Snap.do and Goodness knows what else

Hi I need some expert to tell me if I am still infected looking at the log attached. How do I get rid off it please.

Thanks

Hi I need some expert to tell me if I am still infected looking at the log attached.
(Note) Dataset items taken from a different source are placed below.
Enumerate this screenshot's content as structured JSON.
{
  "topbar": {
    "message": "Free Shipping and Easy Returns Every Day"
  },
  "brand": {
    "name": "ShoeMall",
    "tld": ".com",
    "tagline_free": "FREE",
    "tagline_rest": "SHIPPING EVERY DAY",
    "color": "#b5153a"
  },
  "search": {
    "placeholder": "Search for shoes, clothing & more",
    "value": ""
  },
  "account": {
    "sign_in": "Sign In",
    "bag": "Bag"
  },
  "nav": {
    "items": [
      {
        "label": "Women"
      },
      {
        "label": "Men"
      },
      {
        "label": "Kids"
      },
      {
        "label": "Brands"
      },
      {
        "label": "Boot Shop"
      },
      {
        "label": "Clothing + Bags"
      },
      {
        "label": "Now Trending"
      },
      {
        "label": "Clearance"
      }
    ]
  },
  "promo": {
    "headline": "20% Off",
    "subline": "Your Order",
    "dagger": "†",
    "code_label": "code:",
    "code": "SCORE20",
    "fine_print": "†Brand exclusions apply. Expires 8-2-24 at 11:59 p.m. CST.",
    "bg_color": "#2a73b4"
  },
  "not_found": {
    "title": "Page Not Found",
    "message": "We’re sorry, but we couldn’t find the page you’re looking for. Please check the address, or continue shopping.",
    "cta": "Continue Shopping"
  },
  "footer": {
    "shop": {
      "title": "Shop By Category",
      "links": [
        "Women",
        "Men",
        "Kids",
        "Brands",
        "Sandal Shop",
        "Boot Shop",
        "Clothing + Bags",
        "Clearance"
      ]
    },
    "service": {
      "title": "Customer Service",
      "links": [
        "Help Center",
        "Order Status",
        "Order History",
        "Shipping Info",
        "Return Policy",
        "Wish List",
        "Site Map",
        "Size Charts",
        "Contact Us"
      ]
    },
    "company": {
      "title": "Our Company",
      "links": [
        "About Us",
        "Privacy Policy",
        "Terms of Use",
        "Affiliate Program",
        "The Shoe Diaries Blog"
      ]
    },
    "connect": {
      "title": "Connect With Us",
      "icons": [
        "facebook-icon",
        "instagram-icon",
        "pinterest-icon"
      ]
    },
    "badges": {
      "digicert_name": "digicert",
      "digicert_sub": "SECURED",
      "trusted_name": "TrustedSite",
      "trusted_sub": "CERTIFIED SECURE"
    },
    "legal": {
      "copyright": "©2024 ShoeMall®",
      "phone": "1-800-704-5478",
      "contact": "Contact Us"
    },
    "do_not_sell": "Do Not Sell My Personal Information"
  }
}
How do I get rid off it please.
follow the guide and [b]attach [/b] the logs....not copy and paste http://forum.avast.com/index.php?topic=53253.0

AdwCleaner
Malwarebytes
OTL
aswMBR

when done…be patient as it may take hours before the malware removal experts arrive

Log Files Attached

Last Of the Log files : only thing that stands out is 2 Registry entries …DNS … Controlset 001 & 002 , Thanks

Malware removers are notified…check back later today :wink:

I am not seeing any sign of snapdo… Where are you seeing it ?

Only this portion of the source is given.